Perguntei a eles qual seria a alternativa, e obtive várias respostas: “usem os cabos de energia que já existem” ou “coloquem-os no subsolo”. Autoridades afirmam que essas propostas não funcionariam, ou seriam muito caras.
Além da rejeição às torres de energia na região, também há preocupação com pássaros que migram por essas áreas – e poderiam bater em cabos de alta voltagem e morrer.
O ministro de Economia da Alemanha, Rainer Bruederle, disse que as regras de planejamento deveriam ser mudadas, para que a administração dos projetos seja central. Isso tiraria a tomada de decisão sobre projetos específicos das mãos de opositores regionais e a aproximaria de um órgão nacional – que levaria em conta os interesses nacionais.

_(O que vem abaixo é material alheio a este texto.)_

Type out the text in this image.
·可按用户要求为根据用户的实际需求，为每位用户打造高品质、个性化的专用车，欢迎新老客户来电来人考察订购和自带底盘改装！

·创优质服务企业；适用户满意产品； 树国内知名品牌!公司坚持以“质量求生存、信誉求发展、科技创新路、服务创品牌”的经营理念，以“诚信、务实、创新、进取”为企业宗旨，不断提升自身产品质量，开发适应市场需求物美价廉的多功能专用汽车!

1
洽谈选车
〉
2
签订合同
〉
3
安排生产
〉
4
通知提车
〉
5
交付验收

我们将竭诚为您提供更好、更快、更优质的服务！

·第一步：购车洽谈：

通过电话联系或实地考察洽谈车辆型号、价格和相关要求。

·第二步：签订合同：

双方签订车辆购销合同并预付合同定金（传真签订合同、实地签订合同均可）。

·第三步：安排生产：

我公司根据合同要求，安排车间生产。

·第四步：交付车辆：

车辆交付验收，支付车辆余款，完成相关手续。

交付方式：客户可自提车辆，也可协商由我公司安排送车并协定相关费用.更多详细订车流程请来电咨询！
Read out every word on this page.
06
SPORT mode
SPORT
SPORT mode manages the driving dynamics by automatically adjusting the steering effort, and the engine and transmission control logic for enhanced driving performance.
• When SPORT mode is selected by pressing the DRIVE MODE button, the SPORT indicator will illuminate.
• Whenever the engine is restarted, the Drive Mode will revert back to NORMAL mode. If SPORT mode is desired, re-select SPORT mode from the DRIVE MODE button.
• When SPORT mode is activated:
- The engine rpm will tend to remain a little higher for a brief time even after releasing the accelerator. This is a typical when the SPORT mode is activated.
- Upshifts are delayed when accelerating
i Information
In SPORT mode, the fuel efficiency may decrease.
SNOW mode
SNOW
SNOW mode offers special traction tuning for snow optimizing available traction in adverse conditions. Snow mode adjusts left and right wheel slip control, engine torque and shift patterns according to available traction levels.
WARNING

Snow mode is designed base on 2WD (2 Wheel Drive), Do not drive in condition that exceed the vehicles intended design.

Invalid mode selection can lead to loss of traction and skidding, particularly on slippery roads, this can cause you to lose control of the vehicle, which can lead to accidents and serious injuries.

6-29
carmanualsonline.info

Então a Alemanha – como outros países que rejeitam a energia nuclear – tem agora escolhas difíceis à frente. Energia eólica não é uma alternativa rápida, fácil ou barata. Outro combustível menos agradável, o carvão, pode ser mais fácil, mas é odiado pelos ativistas.
A professora Claudia Kemfert, economista especializada em energia do Instituto de Pesquisa Econômico em Berlim, acha que o desastre no Japão vai aumentar o uso de energia termelétrica a carvão ao redor do mundo.
“Acho que as emissões de CO2 aumentarão tremendamente nas próximas décadas, porque mais e mais países usarão mais carvão, como a Alemanha. E essa é uma história triste para a mudança climática”, diz ela.
A revisão de Angela Merkel tem que caminhar cuidadosamente por este pântano de barganhas, conflitos e escolhas.
O presidente da Comissão de Segurança Nuclear, Rudolf Wieland, diz que está reavaliando as implicações de todos estes fatos sob uma nova luz, incluindo o risco de aviões sequestrados serem lançados contra reatores nucleares. A comissão revê a probabilidade de coisas que podem acontecer apenas a cada 10 mil anos, em vez da análise anterior, de a cada mil anos.
Ele reconhece que há muita emoção em torno da questão nuclear, mas afirma que é importante não deixar que isso ofusque um julgamento imparcial. “Do ponto de vista técnico, sempre olhamos para o quão alto é o risco, não para a parte emocional”.
A dificuldade é que as emoções agora estão em alta –emoção contra a energia nuclear, mas também emoção contra o uso de carvão. E emoção contra desfigurar as colinas verdes do interior da Alemanha.